ADUR INFORMA: A intensificação do trabalho docente é uma característica do Brasil ou em outros países vemos um recrudescimento da ação do Estado em desvalorizar esses profissionais? Caso a resposta seja positiva, de que forma isso acontece?

João dos Reis:
A intensificação do trabalho é um fato mundial, contudo desenvolve-se com fortes discrepâncias entre os países de economia central e periférica. A mundialização do capital e o domínio do capital financeiro no planeta puseram para os países como o Brasil a condição de plataforma de produção de valor, daí porque ainda que seja um fato no mundo todo, no Brasil e em outros países periféricos, este fato é desumano e degrada a sociedade não permitindo ao próprio capital a potência para a manutenção de um processo civilizatório. Basta assistirmos em rede nacional de televisão a barbárie em que vivemos.
O ápice da negação humana é o suicídio, a negação de si por meio de processos mentais leva o ser humano nesta condição a tirar a própria vida. No Brasil, o suicídio é a terceira causa que mais mata. São 25 suicídios diários. E isto não expressa a realidade, pois as tentativas frustradas são um número maior e o pensamento fixo na morte é traço cultural de nossa sociedade. Uma sociedade mórbida.
Ainda assim, este mal não é objeto de política pública de Estado. Não é o cidadão brasileiro que interessa, mas o valor que ele produz para realizarmos a função que os governos FHC e Lula assumiram por nós. Racionalidade produzida para o processo histórico brasileiro com o objetivo de tornar o Brasil a plataforma para a produção de valores, para o que a instituição universitária e a pesquisa aplicada à valorização do capital ocupam lugar central.
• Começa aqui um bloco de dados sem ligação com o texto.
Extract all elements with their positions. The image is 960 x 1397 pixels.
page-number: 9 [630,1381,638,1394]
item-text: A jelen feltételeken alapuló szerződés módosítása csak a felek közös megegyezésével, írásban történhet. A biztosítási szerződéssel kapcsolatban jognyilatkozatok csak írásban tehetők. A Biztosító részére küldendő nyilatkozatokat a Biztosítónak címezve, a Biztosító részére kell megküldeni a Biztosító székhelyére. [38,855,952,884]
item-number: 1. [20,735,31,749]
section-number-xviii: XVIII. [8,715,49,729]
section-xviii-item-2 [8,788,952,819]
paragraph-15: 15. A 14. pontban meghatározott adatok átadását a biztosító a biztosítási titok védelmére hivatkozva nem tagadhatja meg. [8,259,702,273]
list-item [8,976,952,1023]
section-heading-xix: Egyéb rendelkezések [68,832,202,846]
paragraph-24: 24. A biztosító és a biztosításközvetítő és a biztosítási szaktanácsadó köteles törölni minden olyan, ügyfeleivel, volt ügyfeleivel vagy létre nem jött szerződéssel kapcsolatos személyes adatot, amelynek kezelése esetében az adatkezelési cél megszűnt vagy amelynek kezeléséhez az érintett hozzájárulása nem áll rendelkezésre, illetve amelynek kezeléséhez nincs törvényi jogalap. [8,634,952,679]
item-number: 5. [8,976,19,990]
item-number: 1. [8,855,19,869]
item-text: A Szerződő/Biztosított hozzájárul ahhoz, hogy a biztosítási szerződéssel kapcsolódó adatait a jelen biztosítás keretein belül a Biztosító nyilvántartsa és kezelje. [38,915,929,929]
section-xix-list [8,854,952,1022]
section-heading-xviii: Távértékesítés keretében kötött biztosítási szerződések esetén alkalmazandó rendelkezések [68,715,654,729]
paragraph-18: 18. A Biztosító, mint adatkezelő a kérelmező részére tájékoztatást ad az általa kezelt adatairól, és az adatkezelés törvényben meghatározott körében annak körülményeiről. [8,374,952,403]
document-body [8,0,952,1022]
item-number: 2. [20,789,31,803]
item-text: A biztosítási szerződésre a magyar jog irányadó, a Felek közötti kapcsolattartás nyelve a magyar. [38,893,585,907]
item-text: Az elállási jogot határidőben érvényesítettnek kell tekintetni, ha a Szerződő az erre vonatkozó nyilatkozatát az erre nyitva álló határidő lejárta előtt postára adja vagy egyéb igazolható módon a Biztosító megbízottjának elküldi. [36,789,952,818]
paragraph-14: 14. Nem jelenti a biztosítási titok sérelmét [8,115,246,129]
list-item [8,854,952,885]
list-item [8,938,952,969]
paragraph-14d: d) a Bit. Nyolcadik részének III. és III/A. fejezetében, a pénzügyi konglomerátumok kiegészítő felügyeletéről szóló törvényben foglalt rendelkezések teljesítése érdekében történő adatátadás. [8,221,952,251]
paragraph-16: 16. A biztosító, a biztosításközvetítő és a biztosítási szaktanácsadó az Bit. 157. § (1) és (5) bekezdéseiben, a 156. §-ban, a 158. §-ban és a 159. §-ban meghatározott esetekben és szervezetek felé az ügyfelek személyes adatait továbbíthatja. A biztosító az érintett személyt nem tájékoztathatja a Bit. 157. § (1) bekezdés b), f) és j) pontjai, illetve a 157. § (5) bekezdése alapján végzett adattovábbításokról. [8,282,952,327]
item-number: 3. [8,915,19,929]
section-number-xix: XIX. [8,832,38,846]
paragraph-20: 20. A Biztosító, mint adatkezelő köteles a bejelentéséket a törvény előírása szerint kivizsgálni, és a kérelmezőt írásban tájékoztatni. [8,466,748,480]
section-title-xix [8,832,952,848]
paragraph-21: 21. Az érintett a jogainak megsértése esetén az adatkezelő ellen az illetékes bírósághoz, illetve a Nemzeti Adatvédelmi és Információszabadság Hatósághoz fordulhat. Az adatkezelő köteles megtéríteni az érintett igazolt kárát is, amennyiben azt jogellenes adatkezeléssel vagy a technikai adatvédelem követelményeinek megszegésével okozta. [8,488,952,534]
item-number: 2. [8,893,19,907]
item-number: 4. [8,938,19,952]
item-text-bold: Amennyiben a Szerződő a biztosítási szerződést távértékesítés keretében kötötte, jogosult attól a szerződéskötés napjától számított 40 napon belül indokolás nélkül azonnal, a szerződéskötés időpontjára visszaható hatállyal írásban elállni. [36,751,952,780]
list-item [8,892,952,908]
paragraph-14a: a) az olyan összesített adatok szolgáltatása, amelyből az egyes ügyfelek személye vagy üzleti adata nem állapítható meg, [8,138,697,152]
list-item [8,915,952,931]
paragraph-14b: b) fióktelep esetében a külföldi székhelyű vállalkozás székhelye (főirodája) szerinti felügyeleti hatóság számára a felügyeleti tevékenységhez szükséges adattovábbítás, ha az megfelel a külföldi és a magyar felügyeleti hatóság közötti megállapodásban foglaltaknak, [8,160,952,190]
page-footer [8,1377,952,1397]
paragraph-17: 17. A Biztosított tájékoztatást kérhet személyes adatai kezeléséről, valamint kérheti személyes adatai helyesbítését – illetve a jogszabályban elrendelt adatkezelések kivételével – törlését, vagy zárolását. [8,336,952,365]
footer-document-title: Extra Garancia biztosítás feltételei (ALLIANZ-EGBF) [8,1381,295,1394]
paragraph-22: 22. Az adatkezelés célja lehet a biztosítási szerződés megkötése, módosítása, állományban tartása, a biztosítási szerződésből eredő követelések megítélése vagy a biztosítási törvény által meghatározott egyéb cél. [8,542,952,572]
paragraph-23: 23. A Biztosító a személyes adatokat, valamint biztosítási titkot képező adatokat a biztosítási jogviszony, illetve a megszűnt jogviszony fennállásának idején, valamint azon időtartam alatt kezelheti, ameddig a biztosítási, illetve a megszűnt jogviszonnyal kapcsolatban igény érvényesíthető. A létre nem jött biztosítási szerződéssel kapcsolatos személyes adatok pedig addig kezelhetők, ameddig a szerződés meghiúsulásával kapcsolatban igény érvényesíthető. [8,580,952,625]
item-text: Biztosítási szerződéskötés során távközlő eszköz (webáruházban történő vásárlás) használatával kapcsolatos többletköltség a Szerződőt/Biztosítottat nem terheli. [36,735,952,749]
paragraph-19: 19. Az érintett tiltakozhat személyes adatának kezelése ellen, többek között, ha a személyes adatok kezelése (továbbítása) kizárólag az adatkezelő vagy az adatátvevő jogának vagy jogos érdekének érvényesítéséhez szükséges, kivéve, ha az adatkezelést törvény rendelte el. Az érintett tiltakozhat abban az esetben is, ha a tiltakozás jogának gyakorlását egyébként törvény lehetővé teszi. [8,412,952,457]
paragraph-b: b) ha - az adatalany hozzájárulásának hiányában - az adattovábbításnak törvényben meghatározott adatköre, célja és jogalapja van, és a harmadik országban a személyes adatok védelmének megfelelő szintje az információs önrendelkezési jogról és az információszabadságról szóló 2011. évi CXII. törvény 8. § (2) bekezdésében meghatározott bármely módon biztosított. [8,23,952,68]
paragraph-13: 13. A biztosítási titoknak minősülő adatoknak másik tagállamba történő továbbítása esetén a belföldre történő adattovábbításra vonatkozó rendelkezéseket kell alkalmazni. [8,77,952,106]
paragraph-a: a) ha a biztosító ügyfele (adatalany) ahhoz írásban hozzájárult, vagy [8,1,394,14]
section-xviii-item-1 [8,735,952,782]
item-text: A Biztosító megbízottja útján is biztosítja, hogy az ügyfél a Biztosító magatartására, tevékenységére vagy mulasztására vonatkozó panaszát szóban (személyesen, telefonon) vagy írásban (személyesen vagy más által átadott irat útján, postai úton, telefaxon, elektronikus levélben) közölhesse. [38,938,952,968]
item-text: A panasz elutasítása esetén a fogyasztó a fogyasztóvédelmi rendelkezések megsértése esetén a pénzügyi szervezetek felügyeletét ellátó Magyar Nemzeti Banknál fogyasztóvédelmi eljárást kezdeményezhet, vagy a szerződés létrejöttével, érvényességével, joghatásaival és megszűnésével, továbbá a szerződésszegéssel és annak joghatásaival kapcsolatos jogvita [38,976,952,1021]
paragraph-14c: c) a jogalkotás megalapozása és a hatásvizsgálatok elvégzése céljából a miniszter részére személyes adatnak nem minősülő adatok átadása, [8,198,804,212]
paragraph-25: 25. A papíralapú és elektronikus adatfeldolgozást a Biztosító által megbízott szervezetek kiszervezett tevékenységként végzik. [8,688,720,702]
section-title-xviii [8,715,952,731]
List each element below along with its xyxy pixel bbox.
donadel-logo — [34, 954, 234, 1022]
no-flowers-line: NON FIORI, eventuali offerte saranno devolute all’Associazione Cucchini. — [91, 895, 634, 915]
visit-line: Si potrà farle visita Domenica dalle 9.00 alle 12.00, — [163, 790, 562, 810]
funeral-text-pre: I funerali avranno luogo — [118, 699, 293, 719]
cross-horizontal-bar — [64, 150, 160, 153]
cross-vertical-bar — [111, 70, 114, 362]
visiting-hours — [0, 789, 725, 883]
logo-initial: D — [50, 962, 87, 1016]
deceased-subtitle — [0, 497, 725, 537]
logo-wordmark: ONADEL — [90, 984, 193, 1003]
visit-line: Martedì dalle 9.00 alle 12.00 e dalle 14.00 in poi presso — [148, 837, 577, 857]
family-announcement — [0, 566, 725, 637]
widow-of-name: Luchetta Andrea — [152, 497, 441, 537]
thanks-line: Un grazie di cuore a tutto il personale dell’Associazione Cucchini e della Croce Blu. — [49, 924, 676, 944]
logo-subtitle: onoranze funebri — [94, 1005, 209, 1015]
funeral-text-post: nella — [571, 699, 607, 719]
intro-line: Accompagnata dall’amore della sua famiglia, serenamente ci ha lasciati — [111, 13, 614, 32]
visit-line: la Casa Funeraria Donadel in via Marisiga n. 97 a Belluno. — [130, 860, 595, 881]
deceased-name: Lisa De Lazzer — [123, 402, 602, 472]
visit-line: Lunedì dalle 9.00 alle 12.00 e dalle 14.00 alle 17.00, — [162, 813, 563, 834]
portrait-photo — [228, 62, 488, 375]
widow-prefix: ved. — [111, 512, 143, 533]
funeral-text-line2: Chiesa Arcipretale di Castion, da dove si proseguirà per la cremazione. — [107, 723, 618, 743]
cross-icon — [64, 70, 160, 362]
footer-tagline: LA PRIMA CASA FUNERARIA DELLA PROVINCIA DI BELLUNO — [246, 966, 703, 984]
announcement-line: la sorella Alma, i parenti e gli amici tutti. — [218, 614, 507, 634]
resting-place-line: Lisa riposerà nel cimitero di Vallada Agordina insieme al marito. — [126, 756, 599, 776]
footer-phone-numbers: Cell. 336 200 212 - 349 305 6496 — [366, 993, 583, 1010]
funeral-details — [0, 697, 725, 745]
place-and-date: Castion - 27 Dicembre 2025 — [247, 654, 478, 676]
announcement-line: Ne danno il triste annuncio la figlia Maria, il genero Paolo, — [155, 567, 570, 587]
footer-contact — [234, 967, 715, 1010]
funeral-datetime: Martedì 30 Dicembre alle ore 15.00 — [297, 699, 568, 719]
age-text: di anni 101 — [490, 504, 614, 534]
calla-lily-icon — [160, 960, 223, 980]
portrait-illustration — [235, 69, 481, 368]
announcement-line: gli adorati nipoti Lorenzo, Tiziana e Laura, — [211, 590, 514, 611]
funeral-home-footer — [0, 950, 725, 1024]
ADUR INFORMA: Como dá conta dos seus compromissos acadêmicos sem abrir mão de momentos de lazer? O que faz para relaxar nas horas vagas?

João dos Reis:
Aqui há um suposto de que conseguimos cumprir todos os nossos compromissos acadêmicos. Isto na área de humanidades seria impossível para alguém que gozasse das deificadas qualidades de onipresença e onisciência no mínimo. Fazemos o que 10h por dia durante 5 ou às vezes 6 dias na semana possibilitam, deixando a noite fora deste regime já forçado de trabalho. Nos finais de semana, sem ser preciso, busco, pessoalmente, qualquer atividade que me faça presente no aqui e agora e me esqueço o caminho para a universidade ou qualquer outro lugar que possa me lembrar o trabalho. Transgrido. Termino dizendo o que ouvi de um artista cubano no Teatro de Arena da Universidad de Havana em 1990. “La transgresión es la única actividad humana para aliviar el dolor de la separación de la alma cindida!”
 

* João dos Reis Silva Júnior é professor do Departamento de Educação da Universidade Federal de São Carlos – UFSCar. Ele é um dos autores dos livros Novas Faces da Educação Superior no Brasil – reforma do Estado e mudança na produção (Cortez Editora, 2001, 2ª Ed.) e Trabalho Intensificado nas Federais – pós-graduação e produtivismo acadêmico (Xamã Editora, 2009), bem como de inúmeros outros trabalhos, realizados em parceria com Valdemar Sguissardi – professor aposentado da UFSCar.

 

Fonte: Adur-RJ Seção Sindical e Andes-SN.